There are many things employers can do to boost employee buy-in and productivity (see Dan Pink's excellent Ted Talk on the subject here). But can employers really solve the problem of workers who lack motivation, persistence, and grit? I think not. The answer, believe it or not, may lie with parents--long before said employee arrives at his or her place of employment.
Mindset is Everything
According to Carol Dweck, the world-renowned Stanford University psychologist, our ability to achieve and succeed in life is tied to the mindset we develop in childhood. Dweck's landmark book, Mindset: The New Psychology of Success, argues that "Teaching a growth mindset creates motivation and productivity in the worlds of business, education, and sports." Instead of win/lose, pass/fail, all or nothing propositions, when we accept that challenges are a natural and essential part of learning, we actually become smarter and more resilient. But the best place to teach this vital truth is in childhood.

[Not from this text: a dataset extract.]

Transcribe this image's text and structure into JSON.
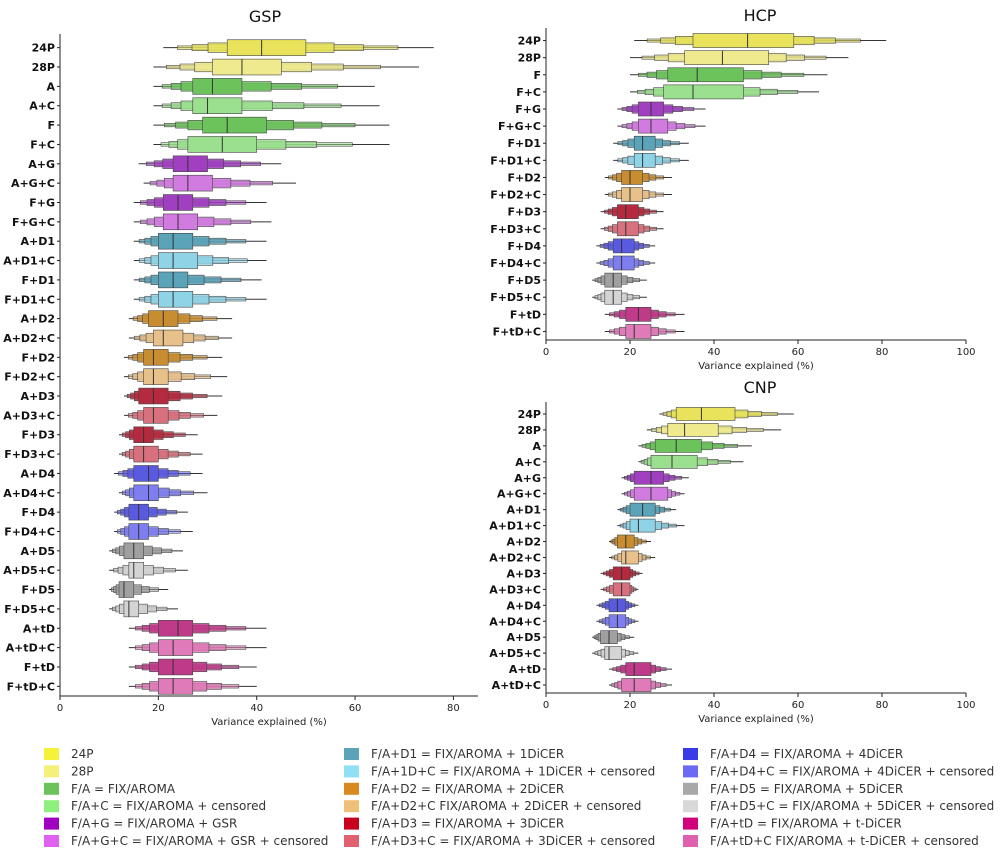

Here are 3 of Dweck's Tips for developing a Growth Mindset in your child:
1. Never teach your child that he or she was born with certain fixed gifts and talents. Let your kids know that they are talented and gifted, but the Growth Mindset says that success comes from effort, practice, and hard work, rather than innate gifted-ness. It is more important that kids learn how to develop their gifts and talents than the gifts and talents themselves. Learning to accept hard work as essential to growth and success is a critical life skill every kid needs. What's more, Kids with a growth mindset tend to be happier and more well-adjusted.
2. Emphasize Effort rather than Results. If a child learns to give their best effort in everything that they do, good results will follow. Results matter, but not nearly as much as learning the process that yields great results. When kids learn this process, they can apply it to any area of their lives and they will be successful. Research shows that kids whose parents obsess about "achievement--outcomes, grades, winning, etc.--have much higher rates of depression, anxiety, and substance abuse," notes Dr. Christine Carter of the Greater Good Science Center. Focus on their growth and your kids will achieve.
3. Let them Fail (sometimes). Most parents cannot bear the thought of watching their child fail. Yet these very failures are sometimes the best learning experiences for a child. Parents must embrace a child's failures and use them as learning opportunities to help them grow. So, instead of staying up all night to finish that homework assignment that should have been done after school, go to bed. Avoid the urge to always shield your kid from the consequences of his or her behavior. Doing so only stunts their growth and weakens them.
Great kids are not born: they're made! Focus on developing a growth mindset in your child and she will be on the road to success in life!